VIE DE TYMBA

Vie de Tymba

Les deux frères étaient l’un à côté de l’autre. Ils admiraient leur proie abattue la veille mais dont ils avaient perdu la trace. Une odeur nauséabonde se dégageait déjà de l’animal majestueux. Cette odeur qui transperçait leur narine, leur grande narine allongée par deux osselets de tigre, symbole de force et de rapidité. La bête qui la veille chassait encore un animal sans défense se retrouvait cette fois-ci la victime.

Tymba avait décidé d’accompagner son grand frère dans la chasse. Il avait depuis fort longtemps perdu confiance en lui. Sa dernière sortie loin de son village avait tourné au carnage. A l’époque, il avait participé avec son père à une grande chasse mais celle-ci avait mal tourné. La moitié de la troupe dont son père ont été massacrées par une meute de tigre. Il devait surveiller l’endroit de la chasse mais il s’était endormi près du grand chêne. Il n’avait pas entendu venir la meute…

Tymba et Lesia parcourent plus d’une dizaine de kilomètres avant le premier point d’eau. Ils n’étaient plus qu’à trois jours de marche du village.

En avançant vers le seul endroit où l’on pouvait accéder à l’eau, Tymba s’arrêta net devant un étrange nuage noir qui parcourait l’eau. Il savait que la chaleur en cette saison était importante mais à ce point là ... pensa-t-il.

Le nuage tourbillonna autour du point d’eau, il appella son frère mais celui-ci ne répondit point. En effet, Lesia était profondément endormi au pied du bananier.

Un bruit sourd se fit entendre et les poissons se mirent à sortir de l’eau par centaine.

Que se passe-t-il ? s’écria Tymba.

Dame Nature, t’ai-je offensé ?

Pourquoi montres-tu ta colère à mes yeux et mon âme ? Ne suis-je un homme libre pour pouvoir chasser en ces terres ? Que me reproches-tu ?

Dans un grand bruit de tonnerre, le nuage se transforma en un visage.

A cette transformation, Tymba fut terrorisé en observant qu’il s’agissait du sien.

Le nuage répondit :

Ne crains rien, je ne suis que ton reflet Tymba, sais-tu pourquoi ?
Le soleil est au Zénith comme ton cœur.
As-tu pensé une seule seconde que Dame Nature pouvait s’adresser à toi ?

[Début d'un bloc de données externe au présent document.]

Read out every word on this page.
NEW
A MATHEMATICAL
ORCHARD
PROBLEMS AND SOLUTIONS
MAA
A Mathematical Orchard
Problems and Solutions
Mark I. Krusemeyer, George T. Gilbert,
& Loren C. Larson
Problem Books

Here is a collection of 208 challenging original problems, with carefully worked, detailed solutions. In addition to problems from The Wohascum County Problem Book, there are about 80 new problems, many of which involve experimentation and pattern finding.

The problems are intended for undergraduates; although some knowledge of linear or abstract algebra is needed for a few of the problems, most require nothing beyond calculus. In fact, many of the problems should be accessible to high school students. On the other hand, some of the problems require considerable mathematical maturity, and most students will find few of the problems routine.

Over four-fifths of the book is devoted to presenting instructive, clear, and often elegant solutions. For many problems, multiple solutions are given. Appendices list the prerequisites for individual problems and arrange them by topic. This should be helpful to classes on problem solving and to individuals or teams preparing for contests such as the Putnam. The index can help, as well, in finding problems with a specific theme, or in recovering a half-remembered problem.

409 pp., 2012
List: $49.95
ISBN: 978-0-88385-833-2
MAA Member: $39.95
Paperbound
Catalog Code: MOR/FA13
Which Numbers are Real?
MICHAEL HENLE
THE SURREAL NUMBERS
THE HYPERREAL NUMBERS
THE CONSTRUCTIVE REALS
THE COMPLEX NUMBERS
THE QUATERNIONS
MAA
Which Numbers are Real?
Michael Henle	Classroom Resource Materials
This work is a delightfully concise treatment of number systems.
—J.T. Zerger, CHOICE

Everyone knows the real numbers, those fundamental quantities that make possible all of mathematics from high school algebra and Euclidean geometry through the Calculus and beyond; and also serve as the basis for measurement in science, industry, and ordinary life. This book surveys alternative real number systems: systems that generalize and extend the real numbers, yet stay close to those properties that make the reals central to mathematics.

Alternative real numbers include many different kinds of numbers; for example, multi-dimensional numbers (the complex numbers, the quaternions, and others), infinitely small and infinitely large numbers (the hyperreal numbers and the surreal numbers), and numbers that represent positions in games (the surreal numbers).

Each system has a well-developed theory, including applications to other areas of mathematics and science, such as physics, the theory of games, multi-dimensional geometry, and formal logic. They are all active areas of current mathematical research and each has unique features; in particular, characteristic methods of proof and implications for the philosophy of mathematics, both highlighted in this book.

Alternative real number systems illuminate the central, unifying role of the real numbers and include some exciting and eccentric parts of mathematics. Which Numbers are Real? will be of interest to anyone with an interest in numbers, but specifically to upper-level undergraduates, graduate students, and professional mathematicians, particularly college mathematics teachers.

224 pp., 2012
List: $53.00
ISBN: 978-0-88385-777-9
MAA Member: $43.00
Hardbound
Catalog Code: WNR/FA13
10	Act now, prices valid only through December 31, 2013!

Qui es-tu pour imaginer que tu entendes le Secret ?
Tu n’es qu’un homme Tymba , tu es enchaîné à ce monde comme tes aïeux.

Regarde au fond de toi, le Secret y réside tu n’as besoin de rien que de ta raison. puisque la Raison n'exige rien qui s'oppose à la Nature, elle exige donc elle-même que chacun s'aime soi-même, qu'il recherche sa propre utilité, en tant qu'elle est réellement utile, qu'il poursuive tout ce qui conduit réellement l'homme à une plus grande perfection.

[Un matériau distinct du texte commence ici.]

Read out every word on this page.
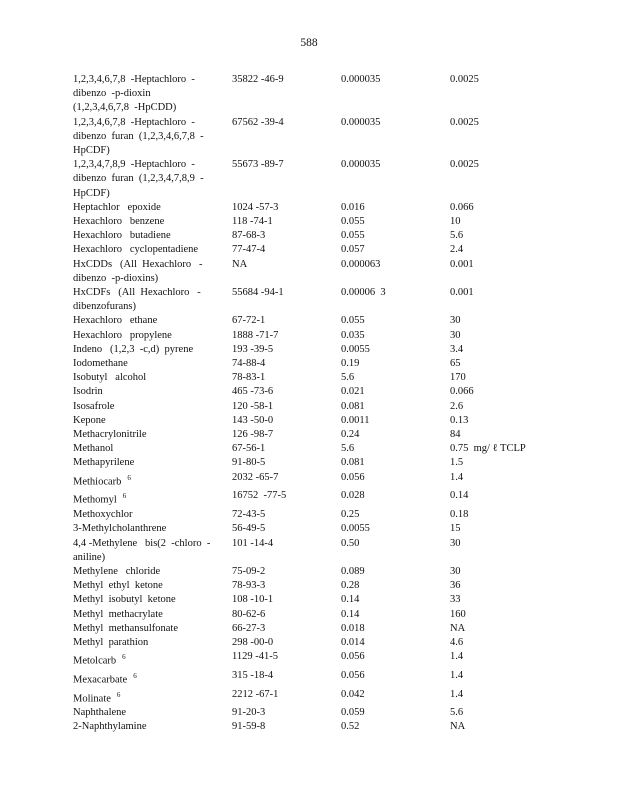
588
1,2,3,4,6,7,8  -Heptachloro  -
dibenzo  -p-dioxin
(1,2,3,4,6,7,8  -HpCDD)
35822 -46-9	0.000035	0.0025
1,2,3,4,6,7,8  -Heptachloro  -
dibenzo  furan  (1,2,3,4,6,7,8  -
HpCDF)
67562 -39-4	0.000035	0.0025
1,2,3,4,7,8,9  -Heptachloro  -
dibenzo  furan  (1,2,3,4,7,8,9  -
HpCDF)
55673 -89-7	0.000035	0.0025
Heptachlor   epoxide	1024 -57-3	0.016	0.066
Hexachloro   benzene	118 -74-1	0.055	10
Hexachloro   butadiene	87-68-3	0.055	5.6
Hexachloro   cyclopentadiene	77-47-4	0.057	2.4
HxCDDs   (All  Hexachloro   -
dibenzo  -p-dioxins)
NA	0.000063	0.001
HxCDFs   (All  Hexachloro   -
dibenzofurans)
55684 -94-1	0.00006  3	0.001
Hexachloro   ethane	67-72-1	0.055	30
Hexachloro   propylene	1888 -71-7	0.035	30
Indeno   (1,2,3  -c,d)  pyrene	193 -39-5	0.0055	3.4
Iodomethane	74-88-4	0.19	65
Isobutyl   alcohol	78-83-1	5.6	170
Isodrin	465 -73-6	0.021	0.066
Isosafrole	120 -58-1	0.081	2.6
Kepone	143 -50-0	0.0011	0.13
Methacrylonitrile	126 -98-7	0.24	84
Methanol	67-56-1	5.6	0.75  mg/ ℓ TCLP
Methapyrilene	91-80-5	0.081	1.5
Methiocarb $^6$	2032 -65-7	0.056	1.4
Methomyl $^6$	16752  -77-5	0.028	0.14
Methoxychlor	72-43-5	0.25	0.18
3-Methylcholanthrene	56-49-5	0.0055	15
4,4 -Methylene   bis(2  -chloro  -
aniline)
101 -14-4	0.50	30
Methylene   chloride	75-09-2	0.089	30
Methyl  ethyl  ketone	78-93-3	0.28	36
Methyl  isobutyl  ketone	108 -10-1	0.14	33
Methyl  methacrylate	80-62-6	0.14	160
Methyl  methansulfonate	66-27-3	0.018	NA
Methyl  parathion	298 -00-0	0.014	4.6
Metolcarb $^6$	1129 -41-5	0.056	1.4
Mexacarbate $^6$	315 -18-4	0.056	1.4
Molinate $^6$	2212 -67-1	0.042	1.4
Naphthalene	91-20-3	0.059	5.6
2-Naphthylamine	91-59-8	0.52	NA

Juste avant de disparaitre, le nuage s'adressa une nouvelle fois à Tymba:

Ecoute, cherche Celui qui apportera la Raison aux Hommes. S'il ne vient pas cette vie, raconte à tes enfants puis à tes petits-enfants ce que tu as vécu ici. Delande leur de transmettre cette démonstration jusqu'au jour de l'Ultime présentation.

A leur retour du village, Lesia et Tymba qui n'avaient cessé de discuter sur le mirage de Tymba aperçurent une horde de cavalier brûlée leur case. Des peuples venus de l'Orient leur imposèrent une religion qui n'étaient pas la leur. Tymba se jura d'attendre l'Homme et de faire partager le message.